Kaylee and Lincoln’s dialogue is so painfully immature that it felt like the author had repurposed most of their behavior from YA novels. If your almost-thirty-year-old heroine describes sex as “putting the p in the v” then I have to wonder what sort of alien universe they escaped from.
For all of Lincoln’s protests that she wants to be her own woman, to break free of Atlanta and her father, she spends very little time thinking about interior design in this story and certainly doesn’t possess the artist’s eye most interior designers have.
Meanwhile, Brock’s been beating himself up over his wife’s death (which naturally involves getting drunk a lot and banging buckle bunnies on the road while alternately wanting to drag his kid around with him and wanting to leave him alone with his mom for weeks). When the reason behind this is revealed, one is forced to slap one’s face and wonder why he’s perpetuating the very pattern of selfishness that he thinks killed his wife. But in the end, it’s another one of those “I-loved-her-but-she-might-have-loved-another-guy-more-we-stupidly-rushed-things-and-even-though-I-rushed-it-with-you-it-doesn’t-matter-so-she-don’t-compare-to-you-baby-girl” romances.
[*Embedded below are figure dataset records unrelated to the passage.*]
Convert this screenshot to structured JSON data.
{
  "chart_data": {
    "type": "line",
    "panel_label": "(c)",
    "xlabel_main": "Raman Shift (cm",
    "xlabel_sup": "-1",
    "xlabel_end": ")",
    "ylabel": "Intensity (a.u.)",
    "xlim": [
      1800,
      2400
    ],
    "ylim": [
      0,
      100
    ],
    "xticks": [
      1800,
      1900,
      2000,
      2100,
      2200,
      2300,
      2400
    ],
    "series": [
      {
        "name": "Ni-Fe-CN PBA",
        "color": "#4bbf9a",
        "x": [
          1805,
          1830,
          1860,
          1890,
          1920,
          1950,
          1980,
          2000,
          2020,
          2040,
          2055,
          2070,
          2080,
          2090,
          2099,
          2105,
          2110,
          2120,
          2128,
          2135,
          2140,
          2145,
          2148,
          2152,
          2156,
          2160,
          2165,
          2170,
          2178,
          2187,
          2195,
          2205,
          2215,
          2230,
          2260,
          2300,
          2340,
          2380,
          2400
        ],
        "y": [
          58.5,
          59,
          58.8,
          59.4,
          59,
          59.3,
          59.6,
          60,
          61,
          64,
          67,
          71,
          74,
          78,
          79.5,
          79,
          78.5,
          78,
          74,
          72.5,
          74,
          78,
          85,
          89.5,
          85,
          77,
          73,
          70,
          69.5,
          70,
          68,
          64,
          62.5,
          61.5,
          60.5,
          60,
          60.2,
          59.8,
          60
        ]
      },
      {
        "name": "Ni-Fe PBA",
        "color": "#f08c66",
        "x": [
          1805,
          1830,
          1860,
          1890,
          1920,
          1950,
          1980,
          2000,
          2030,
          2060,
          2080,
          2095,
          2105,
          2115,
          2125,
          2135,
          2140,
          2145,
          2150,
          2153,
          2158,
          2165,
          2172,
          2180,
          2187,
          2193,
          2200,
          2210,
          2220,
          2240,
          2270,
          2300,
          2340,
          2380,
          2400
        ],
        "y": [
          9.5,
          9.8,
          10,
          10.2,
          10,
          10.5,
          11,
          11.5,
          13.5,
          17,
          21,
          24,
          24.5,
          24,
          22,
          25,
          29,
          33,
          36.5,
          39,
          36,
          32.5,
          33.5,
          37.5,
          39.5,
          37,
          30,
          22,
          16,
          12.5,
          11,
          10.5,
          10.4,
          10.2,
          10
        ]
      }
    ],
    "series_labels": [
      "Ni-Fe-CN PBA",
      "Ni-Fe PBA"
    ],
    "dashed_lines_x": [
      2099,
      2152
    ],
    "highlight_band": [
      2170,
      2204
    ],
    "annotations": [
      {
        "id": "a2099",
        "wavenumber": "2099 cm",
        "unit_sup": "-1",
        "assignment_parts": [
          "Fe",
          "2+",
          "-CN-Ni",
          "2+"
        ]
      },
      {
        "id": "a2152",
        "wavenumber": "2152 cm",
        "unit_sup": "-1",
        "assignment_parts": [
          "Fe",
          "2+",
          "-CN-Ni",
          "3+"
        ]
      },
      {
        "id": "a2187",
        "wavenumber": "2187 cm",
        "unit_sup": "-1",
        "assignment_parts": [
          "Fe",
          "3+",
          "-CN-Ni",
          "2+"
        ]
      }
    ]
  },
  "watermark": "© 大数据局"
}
This is the most instalove instalove I have ever seen, as Brock falls in lust with Lincoln’s picture, then gets super angry because she’s trying to help his son figure out what his dead mom was like. The mere sight of Lincoln makes Brock hard in his jeans even though no woman has ever been good enough for him since his unapproachable wife. Lincoln is also the kind of woman who calls the hero a “cocksucker” flat-out on-page, adding a gross dash of homophobia to the eminently resistible mix that is her, and permanently turning me against her. Of course, Lincoln’s mere presence tempts Brock to domesticity. Of course, the author pulls the ‘we fucked using two types of birth control but the heroine took an antibiotic’ kind of babies ever after ending, the sort that in real life nominally results in an abortion or a lot of angst just so the hero can get over his emotional scars.
The supporting characters aren’t that interesting, though Kaylee is at least funny in fits and starts. Blayze has a foul mouth and has a lisp that is spelled out phonetically on the page. Oh yes, this is as annoying as you think it is.
Never Enough might have been decent had it been a little more careful and a little more uniquely written. But as is, I had more than enough of it by the middle.